💡 The paper introduces EverMemOS, a self-organizing memory operating system designed to enhance the long-term interaction capabilities of large language models. The problem addressed is that current large language models have limited context windows, making it difficult to sustain coherent behavior over extended interactions. Existing memory systems store isolated records and retrieve fragments, which limits their ability to consolidate evolving user states and resolve conflicts.

The method proposed by EverMemOS involves an engram-inspired lifecycle for computational memory, which includes three main components: Episodic Trace Formation, Semantic Consolidation, and Reconstructive Recollection. Episodic Trace Formation converts dialogue streams into memory cells that capture episodic traces, atomic facts, and time-bounded foresight signals. Semantic Consolidation organizes these memory cells into thematic scenes, distilling stable semantic structures and updating user profiles. Reconstructive Recollection performs scene-guided agentic retrieval to compose the necessary and sufficient context for downstream reasoning.

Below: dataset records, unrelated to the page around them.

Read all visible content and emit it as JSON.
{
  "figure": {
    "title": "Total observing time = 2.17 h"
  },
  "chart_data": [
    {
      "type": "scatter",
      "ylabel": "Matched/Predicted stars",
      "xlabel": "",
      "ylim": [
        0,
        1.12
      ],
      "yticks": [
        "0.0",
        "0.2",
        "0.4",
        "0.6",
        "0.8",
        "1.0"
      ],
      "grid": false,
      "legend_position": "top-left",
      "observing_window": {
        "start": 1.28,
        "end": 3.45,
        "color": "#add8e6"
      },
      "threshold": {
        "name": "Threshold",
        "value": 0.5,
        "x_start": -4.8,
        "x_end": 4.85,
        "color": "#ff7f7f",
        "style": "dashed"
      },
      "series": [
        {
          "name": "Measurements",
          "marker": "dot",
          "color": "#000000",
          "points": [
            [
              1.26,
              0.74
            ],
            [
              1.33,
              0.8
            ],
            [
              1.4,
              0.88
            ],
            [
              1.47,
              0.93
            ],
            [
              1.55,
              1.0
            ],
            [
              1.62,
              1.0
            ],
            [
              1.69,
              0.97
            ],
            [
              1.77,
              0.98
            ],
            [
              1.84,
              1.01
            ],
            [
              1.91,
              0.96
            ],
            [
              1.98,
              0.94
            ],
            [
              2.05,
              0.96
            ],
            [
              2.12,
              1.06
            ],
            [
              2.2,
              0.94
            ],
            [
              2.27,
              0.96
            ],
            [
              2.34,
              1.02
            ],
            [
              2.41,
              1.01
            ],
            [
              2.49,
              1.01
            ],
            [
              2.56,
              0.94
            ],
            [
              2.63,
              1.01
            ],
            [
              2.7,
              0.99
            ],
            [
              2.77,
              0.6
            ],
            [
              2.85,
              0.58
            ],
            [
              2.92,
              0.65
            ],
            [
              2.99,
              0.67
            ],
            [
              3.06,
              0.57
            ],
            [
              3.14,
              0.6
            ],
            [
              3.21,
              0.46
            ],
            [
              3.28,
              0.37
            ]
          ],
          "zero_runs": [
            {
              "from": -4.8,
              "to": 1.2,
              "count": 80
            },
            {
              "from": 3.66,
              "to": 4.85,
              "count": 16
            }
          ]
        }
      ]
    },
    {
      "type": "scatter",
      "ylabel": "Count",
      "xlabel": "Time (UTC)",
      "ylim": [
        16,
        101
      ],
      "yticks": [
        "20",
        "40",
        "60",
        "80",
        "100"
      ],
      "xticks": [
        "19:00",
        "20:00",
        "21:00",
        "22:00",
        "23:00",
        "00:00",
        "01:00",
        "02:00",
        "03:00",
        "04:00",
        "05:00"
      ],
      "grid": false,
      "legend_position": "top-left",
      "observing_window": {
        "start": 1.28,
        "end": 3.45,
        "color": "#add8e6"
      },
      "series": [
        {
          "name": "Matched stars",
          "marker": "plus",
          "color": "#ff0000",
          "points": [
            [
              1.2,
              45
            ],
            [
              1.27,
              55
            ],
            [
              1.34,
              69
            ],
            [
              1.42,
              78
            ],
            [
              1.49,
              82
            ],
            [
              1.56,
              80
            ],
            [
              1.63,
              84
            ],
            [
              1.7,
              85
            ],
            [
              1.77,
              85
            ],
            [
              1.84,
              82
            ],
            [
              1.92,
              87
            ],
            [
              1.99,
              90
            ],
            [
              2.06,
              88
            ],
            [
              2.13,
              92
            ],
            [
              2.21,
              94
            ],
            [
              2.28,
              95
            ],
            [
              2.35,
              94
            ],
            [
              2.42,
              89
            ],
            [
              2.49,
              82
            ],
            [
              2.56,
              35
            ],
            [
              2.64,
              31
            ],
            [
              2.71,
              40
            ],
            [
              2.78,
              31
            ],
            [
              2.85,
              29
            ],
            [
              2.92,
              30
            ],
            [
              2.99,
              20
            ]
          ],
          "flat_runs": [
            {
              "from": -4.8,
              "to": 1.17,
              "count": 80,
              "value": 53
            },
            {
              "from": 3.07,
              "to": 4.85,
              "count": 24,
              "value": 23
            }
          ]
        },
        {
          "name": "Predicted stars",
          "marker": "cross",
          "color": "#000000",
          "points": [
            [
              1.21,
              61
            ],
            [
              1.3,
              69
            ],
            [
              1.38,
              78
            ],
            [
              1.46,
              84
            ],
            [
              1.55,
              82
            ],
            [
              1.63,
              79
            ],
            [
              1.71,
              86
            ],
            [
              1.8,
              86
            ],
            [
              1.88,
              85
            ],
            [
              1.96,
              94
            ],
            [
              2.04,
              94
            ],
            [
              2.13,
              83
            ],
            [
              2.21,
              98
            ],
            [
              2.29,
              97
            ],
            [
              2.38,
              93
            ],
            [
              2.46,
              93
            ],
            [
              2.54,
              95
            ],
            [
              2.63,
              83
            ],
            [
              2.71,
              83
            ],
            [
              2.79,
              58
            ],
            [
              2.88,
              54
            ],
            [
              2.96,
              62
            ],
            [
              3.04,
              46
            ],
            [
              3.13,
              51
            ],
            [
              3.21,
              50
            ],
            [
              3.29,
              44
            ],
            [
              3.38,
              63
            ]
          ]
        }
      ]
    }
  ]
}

The results show that EverMemOS achieves state-of-the-art performance on memory-augmented reasoning tasks, as demonstrated by experiments on LoCoMo and LongMemEval. Additionally, a profile study on PersonaMem v2 and qualitative case studies illustrate the chat-oriented capabilities of EverMemOS, such as user profiling and foresight. The code for EverMemOS is available, making it possible for others to build upon and extend this work. Overall, the paper presents a significant contribution to the development of large language models, enabling them to engage in more coherent and effective long-term interactions.

💡 The paper introduces MemOS, a memory operating system designed for Large Language Models to address the challenges of memory management. Current models lack a well-defined memory management system, relying on static parameters and short-lived contextual states, which limits their ability to track user preferences or update knowledge over time. The proposed MemOS system unifies plaintext, activation-based, and parameter-level memories, enabling efficient storage, retrieval, and continual learning.

The key contribution of MemOS is the introduction of a basic unit called a MemCube, which encapsulates both memory content and metadata such as provenance and versioning. MemCubes can be composed, migrated, and fused over time, allowing for flexible transitions between memory types and bridging retrieval with parameter-based learning.

By treating memory as a manageable system resource, MemOS establishes a memory-centric system framework that brings controllability, plasticity, and evolvability to Large Language Models. This framework enables cost-efficient storage and retrieval, laying the foundation for continual learning and personalized modeling. The proposed system has the potential to address the broader challenges of managing heterogeneous knowledge spanning different temporal scales and sources, and can substantially reduce the training and inference costs of Large Language Models.

Overall, the paper proposes a novel approach to memory management for Large Language Models, which can improve their ability to learn and adapt over time, and can pave the way for the development of more advanced Artificial General Intelligence systems. The results of the paper demonstrate the effectiveness of the proposed MemOS system in addressing the challenges of memory management in Large Language Models, and highlight its potential to enable more efficient and effective learning and adaptation in these models.